Gegen diese ihr am 20.12.1999 zugestellte Entscheidung wendet sich die Beklagte mit ihrer am 19.1.2000 bei Gericht eingegangenen Berufung. Auf ihren am 27.1.2000 eingegangen Antrag ist die Frist für die Berufungsbegründung bis zum 20.3.2000 verlängert worden. Die Beklagte hat ihr Rechtsmittel mit am 20.3.2000 eingegangenem Schriftsatz begründet. Sie trägt unter Bezugnahme auf ihr Vorbringen im ersten Rechtszug weiter vor:
1. Trotz der übereinstimmenden Erklärung vor dem LG am 24.11.1999, mit einer Sprungrevision einverstanden zu sein (Bl. 62), sei ihre Berufung zulässig (Bl. 90 f.).
2. Die Klägerin sei gehindert, von ihr einen auf § 430 BGB gestützten Ausgleichsanspruch geltend zu machen, da sie nach dem eindeutigen Wortlaut des § 117 SGB X, der sich lediglich auf § 116 Abs. 2 und Abs. 3 SGB X beziehe, nicht Gesamtgläubiger seien. Dies ergebe sich aus der auf S. 2–4 der Berufungsbegründungsschrift v. 17.3.2000 aufgezeigten Entstehungsgeschichte des § 117 SGB X (Bl. 91–93). Für eine entsprechende Anwendung des § 117 SGB X auf anders gelagerte Fälle sei wegen der klaren Regelung in dieser Vorschrift durch den Gesetzgeber kein Raum. Die zeitlich vorausgegangene Entscheidung des BGH v. 4.3.1986 (VersR 1986, 810) betreffe gerade einen in § 116 Abs. 2 und Abs. 3 SGB X geregelten Fall (Bl. 93 f.).

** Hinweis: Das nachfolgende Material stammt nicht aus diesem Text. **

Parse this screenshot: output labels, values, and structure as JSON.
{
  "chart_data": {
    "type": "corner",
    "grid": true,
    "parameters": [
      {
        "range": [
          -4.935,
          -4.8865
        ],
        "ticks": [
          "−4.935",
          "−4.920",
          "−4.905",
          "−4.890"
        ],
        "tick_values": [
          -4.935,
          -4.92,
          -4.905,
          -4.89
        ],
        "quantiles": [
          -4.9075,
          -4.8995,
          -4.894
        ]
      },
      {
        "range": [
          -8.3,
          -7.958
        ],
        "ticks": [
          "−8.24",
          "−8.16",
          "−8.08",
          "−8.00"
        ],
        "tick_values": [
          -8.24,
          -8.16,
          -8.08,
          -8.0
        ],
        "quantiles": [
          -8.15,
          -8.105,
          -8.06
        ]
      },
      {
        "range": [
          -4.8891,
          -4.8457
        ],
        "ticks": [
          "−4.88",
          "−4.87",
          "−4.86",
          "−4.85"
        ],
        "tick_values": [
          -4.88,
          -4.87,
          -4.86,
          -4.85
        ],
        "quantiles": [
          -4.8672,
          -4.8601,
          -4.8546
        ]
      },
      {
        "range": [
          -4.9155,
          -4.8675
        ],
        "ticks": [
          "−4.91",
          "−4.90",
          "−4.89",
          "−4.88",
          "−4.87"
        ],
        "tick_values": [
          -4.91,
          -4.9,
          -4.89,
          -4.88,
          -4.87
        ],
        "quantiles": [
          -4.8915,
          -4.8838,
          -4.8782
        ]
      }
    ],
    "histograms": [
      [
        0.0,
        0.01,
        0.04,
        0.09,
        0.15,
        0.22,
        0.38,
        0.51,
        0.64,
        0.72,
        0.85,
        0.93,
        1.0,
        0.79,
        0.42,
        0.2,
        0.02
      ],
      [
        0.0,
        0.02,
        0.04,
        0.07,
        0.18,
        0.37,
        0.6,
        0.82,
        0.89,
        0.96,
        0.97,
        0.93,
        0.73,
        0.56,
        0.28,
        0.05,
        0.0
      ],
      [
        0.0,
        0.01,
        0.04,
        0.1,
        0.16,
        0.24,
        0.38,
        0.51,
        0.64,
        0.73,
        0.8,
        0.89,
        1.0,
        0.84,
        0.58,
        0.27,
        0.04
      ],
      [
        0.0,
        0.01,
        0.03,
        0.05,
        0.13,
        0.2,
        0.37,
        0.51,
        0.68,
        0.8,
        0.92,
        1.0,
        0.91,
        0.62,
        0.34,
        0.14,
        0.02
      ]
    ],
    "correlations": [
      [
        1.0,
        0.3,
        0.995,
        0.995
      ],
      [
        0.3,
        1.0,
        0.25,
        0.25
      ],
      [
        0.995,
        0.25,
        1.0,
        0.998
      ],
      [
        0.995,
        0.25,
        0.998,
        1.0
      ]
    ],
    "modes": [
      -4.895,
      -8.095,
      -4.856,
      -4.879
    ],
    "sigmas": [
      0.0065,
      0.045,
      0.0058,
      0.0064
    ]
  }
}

3. Davon abgesehen stehe der Klägerin die Klageforderung nicht zu. Denn sie, die Beklagte, habe unter Verwendung der von der Rechtsprechung und Literatur entwickelten Berechnungsformel zu Recht aus der von der Klägerin an die Verletzte F. gezahlten Verletztenrente von monatlich 1.803,70 DM einen Teilbetrag von 838 DM unberücksichtigt gelassen. Denn der Gesetzgeber habe in § 93 Abs. 2 S. 2 SGB VI ausdrücklich geregelt, dass im Rahmen der gesetzlichen Rentenversicherung die von der Berufsgenossenschaft nach einem Arbeitsunfall zu zahlende Verletztenrente sich einmal aus einem Teil zusammensetze, der die Lohnersatzfunktion betreffe, zum anderen den Ausgleich immaterieller Schäden diene, der der Höhe nach der Grundrente nach § 31 Bundesversorgungsgesetz (= BVG) entspreche. Dies ergebe sich aus der Entstehungsgeschichte, wie der BT-Drucks. 11/4124, S. 174 (wiedergegeben auf S. 6 der Berufungsbegründung, Bl. 95) zu entnehmen sei. Der Teil der Verletztenrente, der keine Lohnersatzfunktion zukomme, sei im Verhältnis zu dem vom Schädiger hier in vollem Umfang auszugleichenden Erwerbsschaden nicht kongruent. Hieran scheitere jeder Ausgleichsanspruch der Klägerin (Bl. 95–97).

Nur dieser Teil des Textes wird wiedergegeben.